Fingers tells the story of Jimmy (Keitel) a pianist who aspires to Carnegie Hall, but lives a violent life as a debt collector for his loan shark father. One day, he sees a woman (Tisa Farrow) outside his apartment, listening to him play the piano. He pursues her, intent to prove him a sex machine, but awkward and ill at ease with the performance he must put on. It is clear that he is a sexually unstable figure. Things go astray when he attends an audition at Carnegie Hall, and his world starts to crumble as he descends into a form of sexual psychosis. Farrow eventually shuns him as inadequate, but he follows her to her lover, a towering Afro-American (Jim Brown) who is clearly the sexual dynamo that Keitel perhaps fantasizes himself as. Keitel is unable to prevent his humiliations. His father urges him to uphold his honour against the gangster refusing to pay his debt, but he is now reluctant.

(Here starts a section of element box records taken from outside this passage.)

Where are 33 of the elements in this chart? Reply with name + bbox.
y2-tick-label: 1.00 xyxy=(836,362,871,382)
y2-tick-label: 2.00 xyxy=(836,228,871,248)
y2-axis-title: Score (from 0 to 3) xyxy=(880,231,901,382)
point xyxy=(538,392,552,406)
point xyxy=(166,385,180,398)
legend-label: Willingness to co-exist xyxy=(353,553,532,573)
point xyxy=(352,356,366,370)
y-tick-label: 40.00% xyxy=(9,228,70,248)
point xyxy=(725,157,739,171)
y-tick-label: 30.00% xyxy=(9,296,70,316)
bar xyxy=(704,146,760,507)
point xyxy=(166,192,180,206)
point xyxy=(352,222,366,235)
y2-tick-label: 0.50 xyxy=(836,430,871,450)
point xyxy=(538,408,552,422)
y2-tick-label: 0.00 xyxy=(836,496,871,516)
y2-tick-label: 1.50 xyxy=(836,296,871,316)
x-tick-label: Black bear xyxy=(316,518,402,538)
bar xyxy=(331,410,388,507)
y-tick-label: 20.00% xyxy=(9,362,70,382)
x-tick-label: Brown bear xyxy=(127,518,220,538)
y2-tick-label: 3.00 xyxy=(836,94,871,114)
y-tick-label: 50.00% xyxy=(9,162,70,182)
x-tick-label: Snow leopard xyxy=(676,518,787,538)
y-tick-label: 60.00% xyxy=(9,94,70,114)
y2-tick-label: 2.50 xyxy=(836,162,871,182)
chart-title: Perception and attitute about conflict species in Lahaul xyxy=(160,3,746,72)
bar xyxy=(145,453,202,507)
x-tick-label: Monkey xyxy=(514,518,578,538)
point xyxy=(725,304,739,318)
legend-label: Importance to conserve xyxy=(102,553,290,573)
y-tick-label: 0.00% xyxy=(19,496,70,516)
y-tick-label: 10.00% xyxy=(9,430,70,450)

The film has been hailed as a complex “psychosexual nightmare” and as that it is a truly fascinating film examination of a man unsure of his own sexual inclinations and yet desperately trying to prove himself a sexual presence. He lives in a limbo. His life as a pianist contrasts to his violent side as he uses his fingers to make music and brutality. He is sexually drawn to men but pursues women in denial. Forever trapped between opposites, he exists in a desperate, psychological netherworld and the film expertly segues from his violence to his musical interests, almost as if he needs the music as a balancing factor. Hence he carries a tape recorder with him wherever he goes, playing his favorite music lest the harsh world overwhelm him – music is an ecstatic escape from the everyday, an escape he would perhaps like to find through sex but cannot. It is a sign of neurotic obsession rather than the passion of an artist, hence his audition problems. He cannot make the leap and escape his limbo, his private trap between high art and the low street. This man of contradictions, of violence and compassion, of tenderness and sexual violence is bound to explode and implode, and Keitel and Toback expertly and subtly chart his psychological collapse, making the film a truly absorbing character study.

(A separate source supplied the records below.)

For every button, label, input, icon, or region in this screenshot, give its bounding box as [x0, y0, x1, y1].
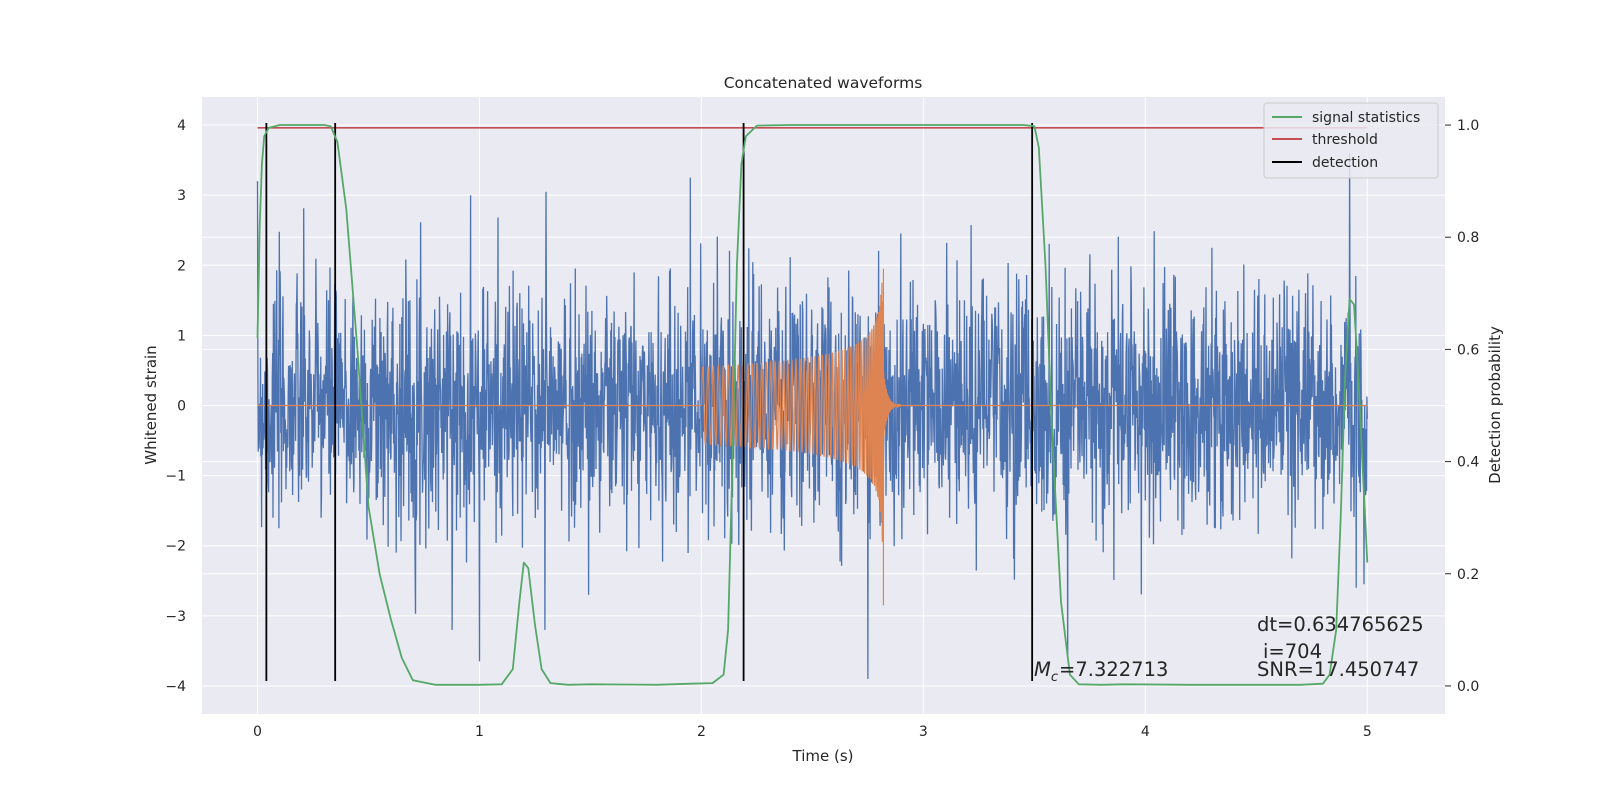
strain-series-line — [256, 153, 1368, 679]
y-tick-label: 4 — [177, 118, 186, 134]
template-series-line — [257, 268, 1368, 606]
y-tick-label: 2 — [177, 258, 186, 274]
annotation-snr: SNR=17.450747 — [1257, 658, 1419, 681]
legend-label-signal-statistics: signal statistics — [1312, 110, 1420, 126]
y-tick-label: −3 — [165, 609, 186, 625]
y-tick-label: −4 — [165, 679, 186, 695]
legend: signal statistics threshold detection — [1263, 102, 1439, 179]
annotation-i: i=704 — [1263, 640, 1322, 663]
x-axis-label: Time (s) — [792, 747, 854, 765]
x-tick-label: 5 — [1363, 724, 1372, 740]
legend-label-threshold: threshold — [1312, 132, 1378, 148]
y-tick-label: 3 — [177, 188, 186, 204]
y-tick-label: −1 — [165, 469, 186, 485]
y-right-axis-label: Detection probability — [1486, 326, 1504, 484]
x-tick-label: 1 — [475, 724, 484, 740]
y-right-tick-label: 0.4 — [1457, 455, 1479, 471]
x-tick-label: 0 — [253, 724, 262, 740]
chart-title: Concatenated waveforms — [724, 74, 923, 92]
x-tick-label: 2 — [697, 724, 706, 740]
y-right-tick-label: 0.6 — [1457, 342, 1479, 358]
signal-statistics-line — [256, 124, 1369, 686]
annotation-mc-value: =7.322713 — [1059, 658, 1168, 681]
y-tick-label: 0 — [177, 399, 186, 415]
y-right-tick-label: 1.0 — [1457, 118, 1479, 134]
data-layer — [256, 122, 1369, 686]
x-tick-label: 3 — [919, 724, 928, 740]
y-tick-label: 1 — [177, 328, 186, 344]
legend-box — [1263, 102, 1439, 179]
x-tick-label: 4 — [1141, 724, 1150, 740]
y-right-tick-label: 0.2 — [1457, 567, 1479, 583]
legend-label-detection: detection — [1312, 155, 1378, 171]
tick-labels: 0 1 2 3 4 5 4 3 2 1 0 −1 −2 −3 −4 1.0 0.8 0.6 0.4 0.2 0.0 — [165, 118, 1479, 740]
y-right-tick-label: 0.0 — [1457, 679, 1479, 695]
y-tick-label: −2 — [165, 539, 186, 555]
y-right-tick-label: 0.8 — [1457, 230, 1479, 246]
annotation-dt: dt=0.634765625 — [1257, 613, 1424, 636]
y-axis-label: Whitened strain — [142, 345, 160, 464]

On one level, Keitel fears inadequacy and is forever putting on a front, willing himself to violence and what he considers sexual aggression. He needs force to define himself, but although capable of violence, is also uncomfortable with it, however much it fulfills his need to appear dominant. Farrow and Brown see through this, resulting in his sexual humiliation by Brown, who is capable of dominating women with commanding force and sudden brutality. For Keitel, sex and pain seem forever bound, and the film equates his discomfort as a sexual expression, culminating in his prostate examination. Heterosexual sex is a form of role-playing for him, and he is finally unable to fulfill his fantasy image of himself as a lover or a pianist. Ironically the only opportunity left him is his father’s pleas to express himself in violence and murder. Personal and sexual failure send him in a spiral towards violent, vengeful and homicidal madness, turning him into a caged, naked, trapped animal, forever isolated and consumed by his own private demons. Fingers is thus a complex, despairing study of psychological disintegration and its sexual manifestations and impetus. It provides Keitel with his most daring role until Bad Lieutenant expanded on the sexual psychosis explored here.